Published on
 // 4 min read

Compliance is mislabelled


When most people hear the word 'compliance' I imagine they immediately think of an auditor holding a checklist, and looking for any slight deviation from a prescribed specification.

Certainly that's true for a lot of industries (for example, export control compliance), and that's what I thought when I was first introduced to compliance for IT systems. I soon discovered this wasn't the case, and 'compliance' is simply not the right word for a lot of cyber security risk mitigation activities.

Compliance as Code

Recently I've been contributing to an open source project called Compliance as Code. The project's goal is to support organisations to adopt cyber security standards set by bodies like NIST, the US Department of Defense, and others.

The project produces some incredible artifacts. For example, a NIST-certified scanner (oscap), which can scan systems against a set of controls. The project also produces Security Content Automation Procotol (SCAP) content for these various standards, which can be consumed by the scanner. And Ansible playbooks to remediate systems against a baseline.

This content isn't produced by a single organisation - it's contributed by an open source community, with a shared problem ("compliance") and who need a common way of describing and remediating systems.

Compliance as Code and risk mitigation

It took me some time to realise that the project supported a lot more than just "compliance". Really, it's supporting "proactive security", or risk management and mitigation for ICT systems. The only difference here seems to be that the risk register and mitigation strategies haven't been created internally, but by an external organisation. It's also likely that systems aren't permitted to operate - or touch production data - until sufficient risk treatments have been put in place. That makes sense, and I'm sure many organisations wouldn't permit a system to operate until sufficient risk mitigations are in place.

Risk management - vice 'compliance' - is certainly the approach used by NIST and the Australian Cyber Security Centre (ACSC) to implement cybersecurity controls. The NIST Cybersecurity Framework references "compliance" 11 times, and "risk" 270. It even states 'this voluntary framework consists of standards, guidelines, and best practices to manage cybersecurity risk'. Similarly, the ACSC's Information Security Manual references "compliance" 5 times, and "risk" 196 times. It also states '[The ISM] outlines a cybersecurity framework that organisations can apply, using their risk management framework, to protect their systems and data from cyber threats'.

Risk management as Code

'Compliance' seems to simply be an incorrect word for describing the practice of applying and regularly reviewing these security frameworks. The same artifacts the 'Compliance as Code' project creates are excellent for declaratively describing a system's state, reporting on this, and then remediating it back to this state.

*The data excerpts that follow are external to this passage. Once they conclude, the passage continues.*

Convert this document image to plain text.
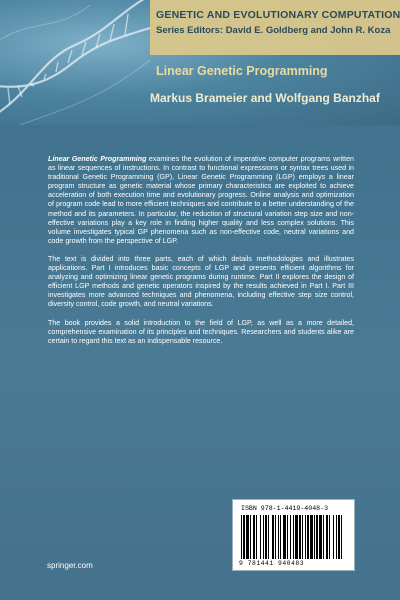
GENETIC AND EVOLUTIONARY COMPUTATION
Series Editors: David E. Goldberg and John R. Koza
Linear Genetic Programming
Markus Brameier and Wolfgang Banzhaf

Linear Genetic Programming examines the evolution of imperative computer programs written as linear sequences of instructions. In contrast to functional expressions or syntax trees used in traditional Genetic Programming (GP), Linear Genetic Programming (LGP) employs a linear program structure as genetic material whose primary characteristics are exploited to achieve acceleration of both execution time and evolutionary progress. Online analysis and optimization of program code lead to more efficient techniques and contribute to a better understanding of the method and its parameters. In particular, the reduction of structural variation step size and non-effective variations play a key role in finding higher quality and less complex solutions. This volume investigates typical GP phenomena such as non-effective code, neutral variations and code growth from the perspective of LGP.

The text is divided into three parts, each of which details methodologies and illustrates applications. Part I introduces basic concepts of LGP and presents efficient algorithms for analyzing and optimizing linear genetic programs during runtime. Part II explores the design of efficient LGP methods and genetic operators inspired by the results achieved in Part I. Part III investigates more advanced techniques and phenomena, including effective step size control, diversity control, code growth, and neutral variations.

The book provides a solid introduction to the field of LGP, as well as a more detailed, comprehensive examination of its principles and techniques. Researchers and students alike are certain to regard this text as an indispensable resource.

ISBN 978-1-4419-4048-3
9 781441 940483
springer.com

This is the basis of risk management - which risks are you going to mitigate, which controls will you apply, how will you report on them, how will you implement them, and how will you remediate any deficiencies. In this case, the controls, risks and mitigations have already been codified through the Compliance as Code open source project. Organisations simply have to select which risks they want to treat.

Wrapping up

'Compliance' for IT systems is mislabelled. It's really cyber security risk management and mitigation, and the same content and tools we use to support 'compliance' for IT systems - like OpenSCAP - are better suited to security risk management.

In a later article, I'll cover how a small team I work with codified one of these cyber security risk management frameworks, and how it can be used to support Australian organisations.